Although foreign nationals cannot contribute to U.S. campaigns, Clinton has won campaign support from the Indian American community, records show… Tata Consultancy Services contributed between $25,000 and $50,000 to the Clinton Foundation, and Ratan Tata, then chairman of the Tata Group, was a speaker at the Clinton Global Initiative conference in 2010.

Hillary Clinton co-founded the Senate India Caucus, which anti-offshoring advocates say champions “issues important to India, including outsourcing and H-1B and L-1 visas.”
Clinton in 2005: “I am delighted to be the Senator from Punjab as well as from New York.”

Clinton has called for nearly doubling the controversial H-1B guest worker program—suggesting that American workers lack the skills to fill American jobs. She has also defended the cheap labor practices of an Indian outsourcing firm, to which the Clinton Foundation has financial ties: “We are not against all outsourcing; we are not in favor of putting up fences,” she said.

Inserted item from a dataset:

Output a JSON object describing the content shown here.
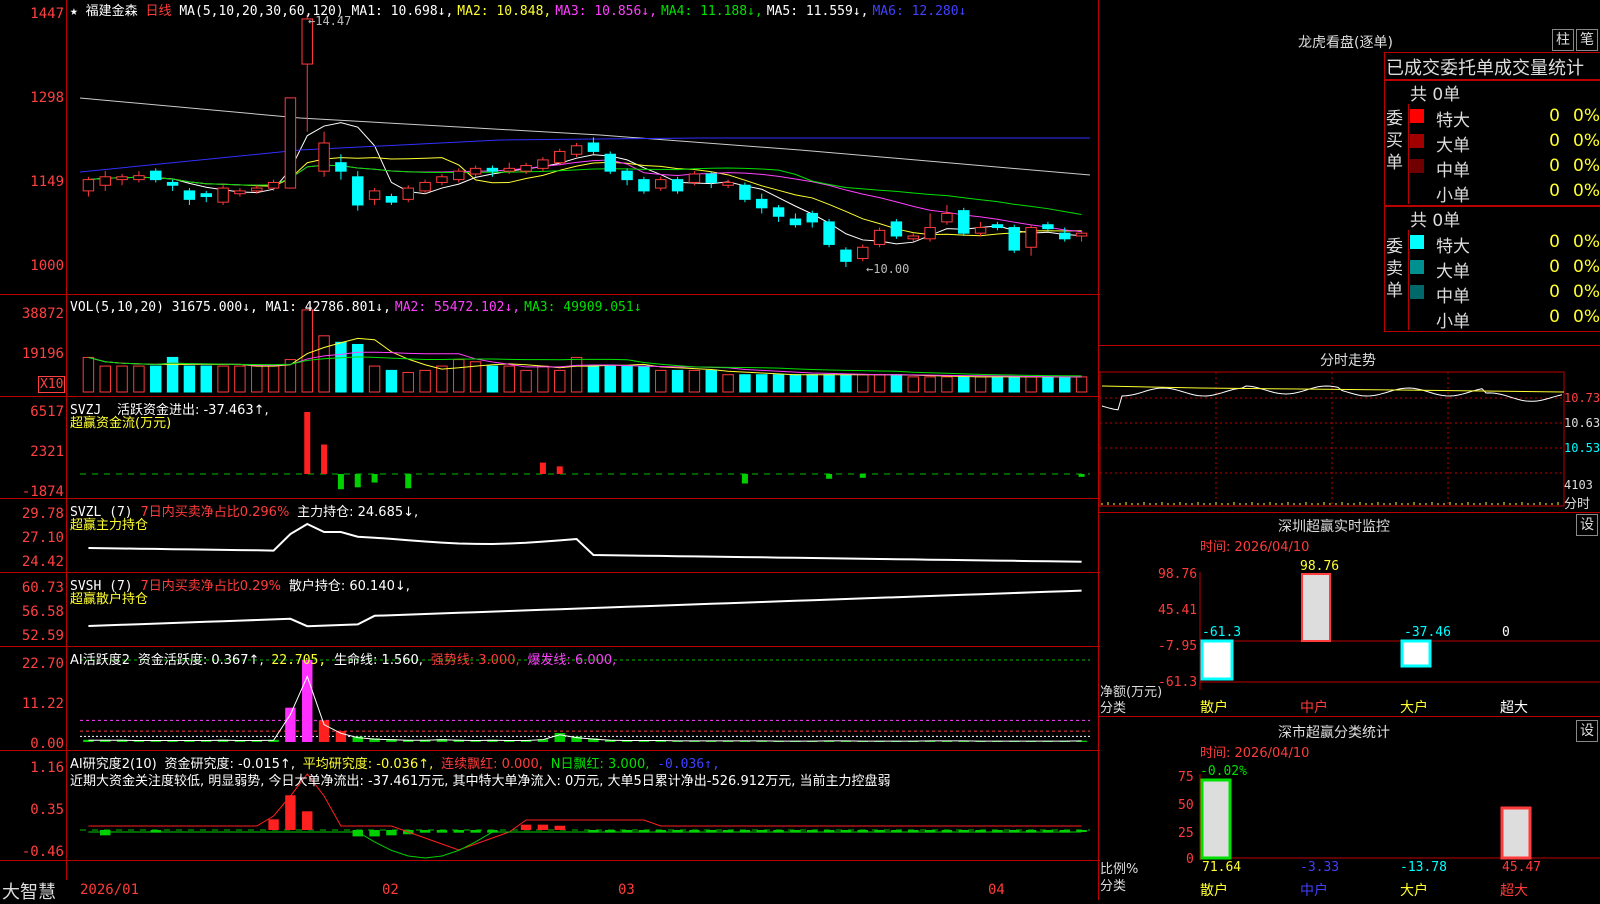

Shortly after the CEO of HCL—the Indian firm that helped lay off 250 American Disney workers in Orlando— called American tech graduates “unemployable”, Bill Clinton delivered a speech to HCL to the tune of nearly a quarter of a million dollars at Disney World in Orlando.

Reports note that Clinton has repeatedly “telegraphed” her support for a globalized world to the Indian community. At a conference of 14,000 Indian Americans, Bill Clinton extolled the virtues of “open borders, easy travel, easy immigration”.

In 2007, Barack Obama slammed “Hillary Clinton (D-Punjab)’s personal, financial and political ties to India… It’s all about the money,” his campaign wrote.